Already a veteran of Capitol Hill, Seiler wants to represent Gen Z in Congress

Truman Scholar Isaac Seiler wants to champion laws and policies that protect civil liberties. (Photo: Danny Reise/Washington University)

Isaac Seiler, a junior studying sociology and political science in Arts & Sciences at Washington University in St. Louis, has won the Truman Scholarship, the leading graduate fellowship for students who are committed to careers in public service. He will receive up to $30,000 for graduate education.

A fierce champion of civil liberties, Seiler ultimately aspires to run for federal office.

“I hope to do one primary thing during my career: Fight for Americans’ civil rights, particularly within the context of religion and the separation of church and state,” Seiler, of Grand Rapids, Mich., wrote in his application.

At 22, Seiler already has accomplished more than many Capitol Hill veterans. Prior to enrolling at WashU in 2023 as a transfer student, he was the youngest communications director in congressional history, serving the people of his home district. He responded to reporters, organized town halls and developed an effective and transparent communications strategy. 

“The work was not easy, but I fell in love with it,” Seiler wrote. “My primary directive was simple: to communicate effectively with the people of West Michigan. More than that, I saw my duty as connecting constituents to essential resources and information.” 

Seiler said his time in Washington sparked both a passion for public service and the desire to finish his undergraduate education. Seiler dropped out of college at a private Christian university in 2022 after a professor lost his job after officiating at a same-sex wedding. Before leaving, Seiler organized classmates to protect and advocate for LGBTQ+ students, but to no avail.

“Though this experience was difficult, I learned a critical lesson: Leadership means helping, supporting and uniting people in your community to do something right,” Seiler wrote.

Chancellor Andrew D. Martin surprised Seiler with the news in his research methods course. (Video: Sanchali Pothuru/Washington University)

Seiler chose WashU, in part, for its support of LGBTQ+ students like him. He was brought up in a conservative community where LGBTQ+ identity was often framed as sinful, and he sought a university that would value him for who he is and what he offers. At WashU, Seiler has found community and distinguished himself as a scholar, said Brooke Taylor, an assistant dean and fellowships director in Arts & Sciences. He has joined the Student Life newspaper, serves on the Title IX Advisory Committee and is a teaching assistant for Caitlyn Collins, an associate professor of sociology.

“Our committee found Isaac to be outstanding in his earnest commitment to civil liberties and unique in his compassionate and sympathetic understanding of people who vote very differently than he does,” Taylor wrote in the university’s endorsement. “Isaac’s humor, honesty and empathy, along with his unique professional experience and his desire to build relationships across and beyond political affiliations, make him an excellent candidate for the Truman Scholarship.” 

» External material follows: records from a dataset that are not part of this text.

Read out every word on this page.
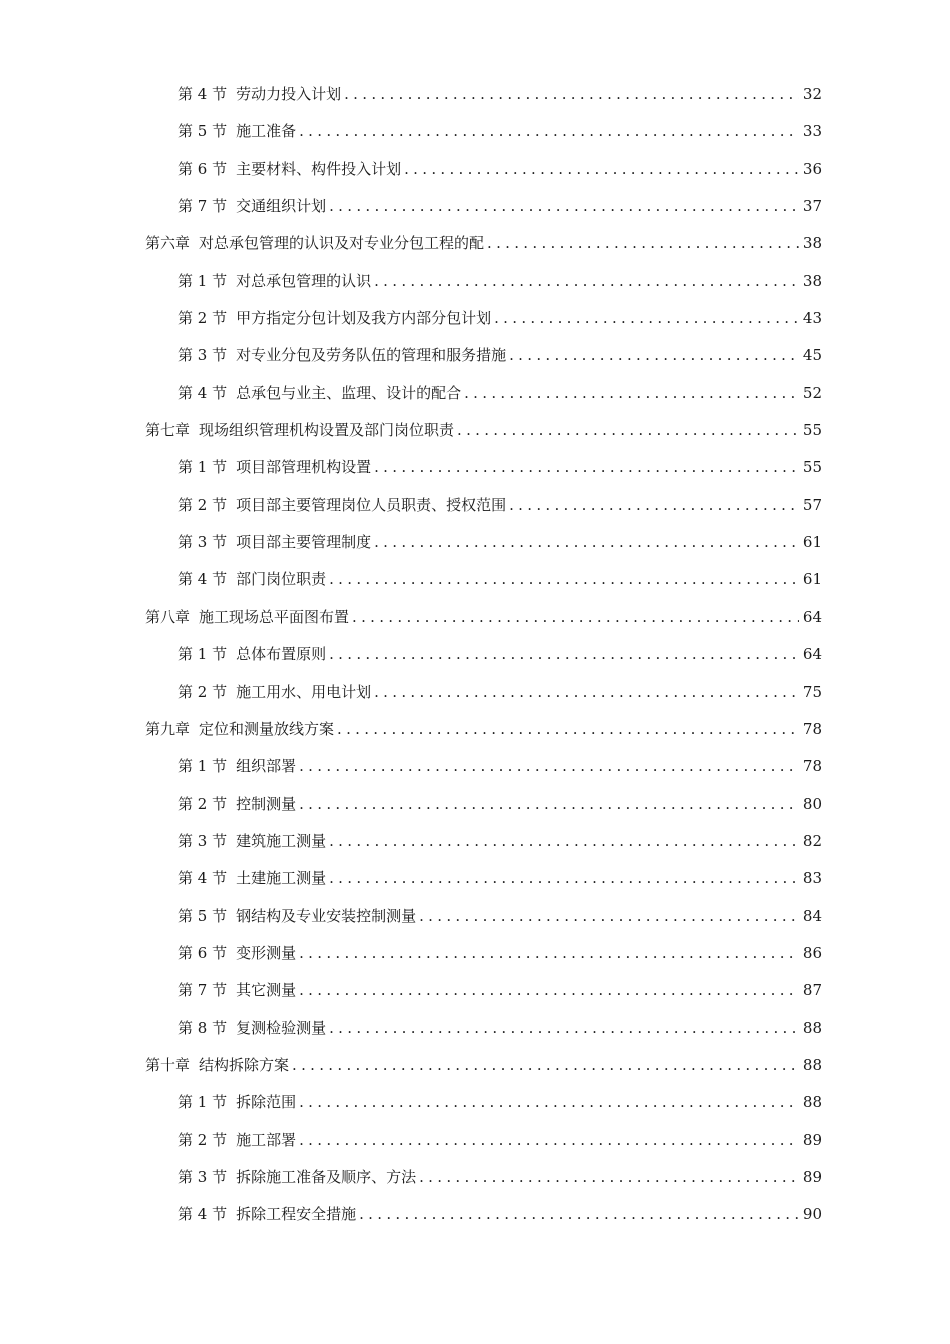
第 4 节 劳动力投入计划 .....	32
第 5 节 施工准备 .....	33
第 6 节 主要材料、构件投入计划 .....	36
第 7 节 交通组织计划 .....	37
第六章 对总承包管理的认识及对专业分包工程的配 .....	38
第 1 节 对总承包管理的认识 .....	38
第 2 节 甲方指定分包计划及我方内部分包计划 .....	43
第 3 节 对专业分包及劳务队伍的管理和服务措施 .....	45
第 4 节 总承包与业主、监理、设计的配合 .....	52
第七章 现场组织管理机构设置及部门岗位职责 .....	55
第 1 节 项目部管理机构设置 .....	55
第 2 节 项目部主要管理岗位人员职责、授权范围 .....	57
第 3 节 项目部主要管理制度 .....	61
第 4 节 部门岗位职责 .....	61
第八章 施工现场总平面图布置 .....	64
第 1 节 总体布置原则 .....	64
第 2 节 施工用水、用电计划 .....	75
第九章 定位和测量放线方案 .....	78
第 1 节 组织部署 .....	78
第 2 节 控制测量 .....	80
第 3 节 建筑施工测量 .....	82
第 4 节 土建施工测量 .....	83
第 5 节 钢结构及专业安装控制测量 .....	84
第 6 节 变形测量 .....	86
第 7 节 其它测量 .....	87
第 8 节 复测检验测量 .....	88
第十章 结构拆除方案 .....	88
第 1 节 拆除范围 .....	88
第 2 节 施工部署 .....	89
第 3 节 拆除施工准备及顺序、方法 .....	89
第 4 节 拆除工程安全措施 .....	90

After graduation, Seiler plans to first serve in the Peace Corps and then earn a degree in either law or public policy. Afterward, he hopes to work at a nonprofit civil defense organization and, ultimately, to run for elected office. Seiler said his interactions with Rep. Maxwell Frost, D-Fla., the first member of Generation Z elected to Congress, convinced him that Congress needs young leaders.

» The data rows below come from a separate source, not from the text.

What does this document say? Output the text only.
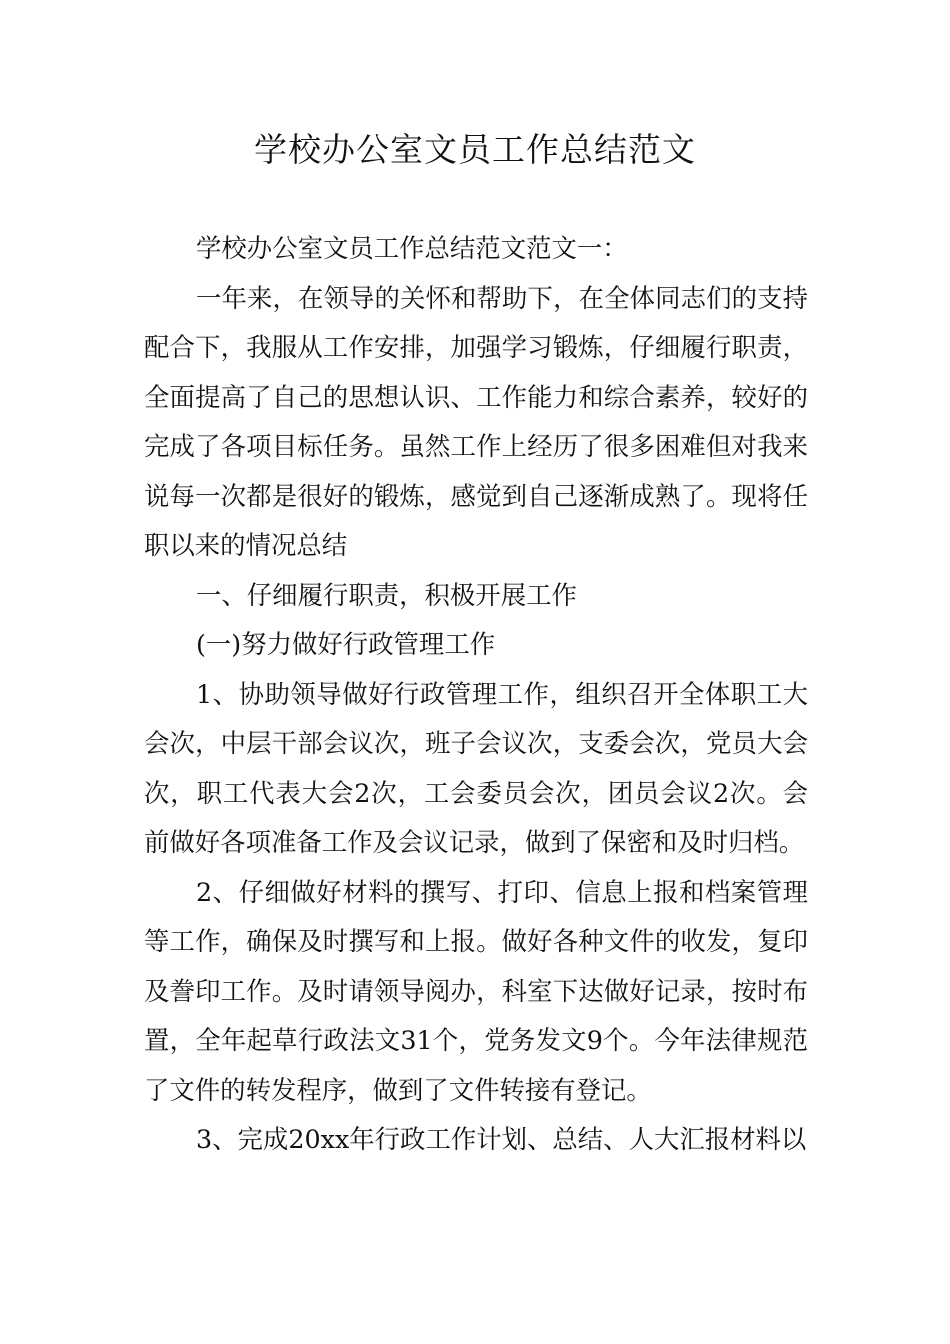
学校办公室文员工作总结范文

学校办公室文员工作总结范文范文一：

一年来，在领导的关怀和帮助下，在全体同志们的支持配合下，我服从工作安排，加强学习锻炼，仔细履行职责，全面提高了自己的思想认识、工作能力和综合素养，较好的完成了各项目标任务。虽然工作上经历了很多困难但对我来说每一次都是很好的锻炼，感觉到自己逐渐成熟了。现将任职以来的情况总结

一、仔细履行职责，积极开展工作

(一)努力做好行政管理工作

1、协助领导做好行政管理工作，组织召开全体职工大会次，中层干部会议次，班子会议次，支委会次，党员大会次，职工代表大会2次，工会委员会次，团员会议2次。会前做好各项准备工作及会议记录，做到了保密和及时归档。

2、仔细做好材料的撰写、打印、信息上报和档案管理等工作，确保及时撰写和上报。做好各种文件的收发，复印及誊印工作。及时请领导阅办，科室下达做好记录，按时布置，全年起草行政法文31个，党务发文9个。今年法律规范了文件的转发程序，做到了文件转接有登记。

3、完成20xx年行政工作计划、总结、人大汇报材料以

“Despite often being the only young person in the room, he brought conviction and enthusiasm to his job, all while being approachable and accessible,” Seiler said. “Congressman Frost’s story made me realize that young people should run for Congress because Gen Z must have a voice, especially at the highest level of government.” 

Seiler was one of 62 scholars selected from a competitive field of about 800 applicants. Amelia Letson, a junior studying political science and women, gender and sexuality studies in Arts & Sciences, and Logan Flori, a senior studying sociology in Arts & Sciences, were named Truman finalists. Recent Truman Scholars are Nidhi Krishnan (2023), Ranen Miao (2022) and Zach Eisner and Max Klapow (2020).